The hospital had been using Lean Six Sigma process-improvement methods to boost quality and reduce waste in its clinical and business operations since 2008, even sending some employees for Lean training at Johns Hopkins Medicine. Using a Lean approach to the design and construction of a facility seemed like a logical next step, said Bill Considine, Akron Children’s longtime CEO.
“We knew if we did it right, we could put a building up for 20% less cost without sacrificing anything,” he said. “We said, ‘Let’s do it and let’s not second-guess ourselves.’ ”
What they ended up with was a seven-story, 369,000-square-foot facility known as the Kay Jewelers Pavilion, completed two months ahead of schedule at a cost of $180 million, $60 million under original cost estimates. “It exceeded all of our expectations,” Considine said.
While most hospital leaders still opt to construct new facilities in the traditional way, a growing number of hospitals are turning to Lean principles to guide building projects, said Dan Heinemeier, executive director of the Lean Construction Institute, a not-for-profit based in Arlington, Va. “It’s a natural progression because so many of them are using Lean in their hospitals already,” he said.

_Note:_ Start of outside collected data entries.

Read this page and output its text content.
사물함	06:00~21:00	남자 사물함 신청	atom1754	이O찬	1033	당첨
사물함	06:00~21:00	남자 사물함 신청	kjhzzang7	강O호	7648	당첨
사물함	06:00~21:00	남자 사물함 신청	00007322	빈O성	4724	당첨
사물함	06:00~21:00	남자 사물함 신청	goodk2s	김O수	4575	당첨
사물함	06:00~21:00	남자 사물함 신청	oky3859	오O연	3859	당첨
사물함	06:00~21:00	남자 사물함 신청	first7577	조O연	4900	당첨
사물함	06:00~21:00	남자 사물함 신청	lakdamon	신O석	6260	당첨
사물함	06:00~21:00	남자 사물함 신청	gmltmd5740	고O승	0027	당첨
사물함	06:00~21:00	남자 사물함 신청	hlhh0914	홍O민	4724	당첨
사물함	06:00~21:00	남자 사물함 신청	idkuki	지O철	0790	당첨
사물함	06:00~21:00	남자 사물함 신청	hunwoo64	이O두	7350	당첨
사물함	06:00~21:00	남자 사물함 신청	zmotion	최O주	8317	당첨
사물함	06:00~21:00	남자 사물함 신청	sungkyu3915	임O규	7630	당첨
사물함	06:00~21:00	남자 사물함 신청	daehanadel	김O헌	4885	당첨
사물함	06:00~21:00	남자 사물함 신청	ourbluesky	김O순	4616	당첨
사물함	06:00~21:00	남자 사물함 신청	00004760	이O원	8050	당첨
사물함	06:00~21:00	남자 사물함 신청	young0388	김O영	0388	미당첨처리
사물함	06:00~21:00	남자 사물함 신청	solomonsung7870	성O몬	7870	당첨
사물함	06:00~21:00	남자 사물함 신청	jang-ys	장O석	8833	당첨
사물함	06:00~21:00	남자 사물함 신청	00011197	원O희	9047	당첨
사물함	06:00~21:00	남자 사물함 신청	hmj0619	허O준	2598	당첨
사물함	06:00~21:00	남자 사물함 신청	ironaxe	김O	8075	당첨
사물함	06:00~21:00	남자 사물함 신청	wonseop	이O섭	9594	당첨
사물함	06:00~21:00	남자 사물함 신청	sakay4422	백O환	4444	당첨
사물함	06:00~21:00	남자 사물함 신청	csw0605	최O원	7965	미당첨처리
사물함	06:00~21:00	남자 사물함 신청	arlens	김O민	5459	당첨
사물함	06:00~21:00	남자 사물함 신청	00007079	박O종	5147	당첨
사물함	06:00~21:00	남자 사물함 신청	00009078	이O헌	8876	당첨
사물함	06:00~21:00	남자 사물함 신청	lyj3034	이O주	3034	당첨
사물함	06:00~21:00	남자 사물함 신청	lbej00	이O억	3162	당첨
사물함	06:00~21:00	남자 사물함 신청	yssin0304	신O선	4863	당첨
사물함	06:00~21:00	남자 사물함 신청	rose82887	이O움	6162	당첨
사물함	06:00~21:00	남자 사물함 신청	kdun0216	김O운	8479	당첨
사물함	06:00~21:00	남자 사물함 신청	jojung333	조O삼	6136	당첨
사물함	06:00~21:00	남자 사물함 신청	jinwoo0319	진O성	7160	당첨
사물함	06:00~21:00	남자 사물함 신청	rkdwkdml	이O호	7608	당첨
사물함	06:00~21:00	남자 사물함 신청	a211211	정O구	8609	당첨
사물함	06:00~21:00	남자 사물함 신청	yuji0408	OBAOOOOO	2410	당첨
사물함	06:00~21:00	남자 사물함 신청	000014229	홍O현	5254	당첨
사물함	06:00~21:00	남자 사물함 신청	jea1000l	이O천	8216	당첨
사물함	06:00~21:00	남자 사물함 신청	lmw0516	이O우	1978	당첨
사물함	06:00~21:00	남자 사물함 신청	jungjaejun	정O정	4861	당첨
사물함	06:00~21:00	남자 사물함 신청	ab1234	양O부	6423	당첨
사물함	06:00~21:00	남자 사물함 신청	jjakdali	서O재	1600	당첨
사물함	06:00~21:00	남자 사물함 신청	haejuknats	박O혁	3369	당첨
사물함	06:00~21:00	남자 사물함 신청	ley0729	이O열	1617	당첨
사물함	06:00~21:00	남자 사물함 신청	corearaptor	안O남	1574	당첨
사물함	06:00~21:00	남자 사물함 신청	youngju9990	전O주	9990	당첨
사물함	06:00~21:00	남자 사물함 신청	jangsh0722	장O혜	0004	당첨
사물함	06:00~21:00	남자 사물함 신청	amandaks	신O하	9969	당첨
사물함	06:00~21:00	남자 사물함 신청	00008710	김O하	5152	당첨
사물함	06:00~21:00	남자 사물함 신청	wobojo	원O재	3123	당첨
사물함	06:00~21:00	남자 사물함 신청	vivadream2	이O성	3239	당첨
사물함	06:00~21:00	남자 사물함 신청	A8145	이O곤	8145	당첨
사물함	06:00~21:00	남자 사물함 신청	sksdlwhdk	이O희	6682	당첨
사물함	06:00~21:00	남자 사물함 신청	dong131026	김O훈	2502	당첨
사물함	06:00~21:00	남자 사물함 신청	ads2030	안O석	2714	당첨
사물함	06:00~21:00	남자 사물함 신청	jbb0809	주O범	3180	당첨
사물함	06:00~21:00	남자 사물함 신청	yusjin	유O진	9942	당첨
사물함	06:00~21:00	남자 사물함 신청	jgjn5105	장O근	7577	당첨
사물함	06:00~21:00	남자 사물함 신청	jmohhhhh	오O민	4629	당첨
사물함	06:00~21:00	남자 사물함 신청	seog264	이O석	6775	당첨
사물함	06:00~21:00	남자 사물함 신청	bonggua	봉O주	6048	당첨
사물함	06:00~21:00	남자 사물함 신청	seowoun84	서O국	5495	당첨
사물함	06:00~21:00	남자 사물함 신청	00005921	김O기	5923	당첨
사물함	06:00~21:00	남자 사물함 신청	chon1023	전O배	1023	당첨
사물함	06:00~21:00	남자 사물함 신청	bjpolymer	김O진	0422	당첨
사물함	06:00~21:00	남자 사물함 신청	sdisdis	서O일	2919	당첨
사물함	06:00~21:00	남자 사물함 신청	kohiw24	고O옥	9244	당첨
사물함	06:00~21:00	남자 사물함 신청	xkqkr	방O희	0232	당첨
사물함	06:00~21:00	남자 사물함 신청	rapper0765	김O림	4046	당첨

Akron Children’s began by assembling a team of companies that would work on the project, including Dallasbased architecture firm HKS and the Boldt Co., an Appleton, Wis.-based construction manager. Both firms have expertise in Lean principles. The hospital’s leaders also chose Welty Building Co. and Hasenstab Architects, both based in Akron, to work col- laboratively on the project.
“Our local contractor and local architect had not done Lean projects before, so it was a huge learning process for them,” said Linda Gentile, Akron’s Children’s vice president of construction and support services. “One of our goals was to educate our local trade partners so they could support us in future projects.”
What differentiates Lean projects, Considine said, is the focus on collaboration and extensive planning long before construction begins. That collaborative process included not only hospital leaders, architects and contractors, but also front-line clinicians, patients and their families. “The key to this process is the front-end planning,” he said. “It looks like you’re not doing much of anything for a long time. But actually, you’re doing everything.”
In a local warehouse, the team built full-scale cardboard mock-ups of each floor of the new facility. That allowed clinicians to simulate patient-care scenarios and see firsthand whether the planned spaces worked well. The design and construction team then was able to make adjustments that improved patient and staff flow.
Based on those simulations, the decision was made to construct six operating rooms rather than the proposed eight—at a substantial cost savings. The design team also changed the placement of emergency department entrances to avoid congestion, created alcoves in hallways to keep equipment out of the way, and added windows to provide plenty of natural light.
Boldt and the other companies negotiated shared pay and incentives ahead of time, said Dave Kievet, a Boldt group president. That way, any additional expenses raised the hospital’s total bill but provided no additional profit for the companies.
The design and construction team was able to trim more than 34,000 square feet of building space from the original plans, he said.
Once construction began in mid2013, the workers used the so-called train-car method to ensure the building process flowed smoothly. Each floor of the facility was divided into four sections, and a single crew—for example, electrical—worked exclusively in one section, performing a predetermined amount of work per week. “We tried to pace the project so it moved as fast as the slowest worker and we could avoid stops and starts,” Kievet said.
The process was not without challenges, especially because it entailed such extensive planning and collaboration among so many different groups. “But it was worth it,” Gentile said.
The new facility opened May 5. “We’re so pleased with the end result,” she said.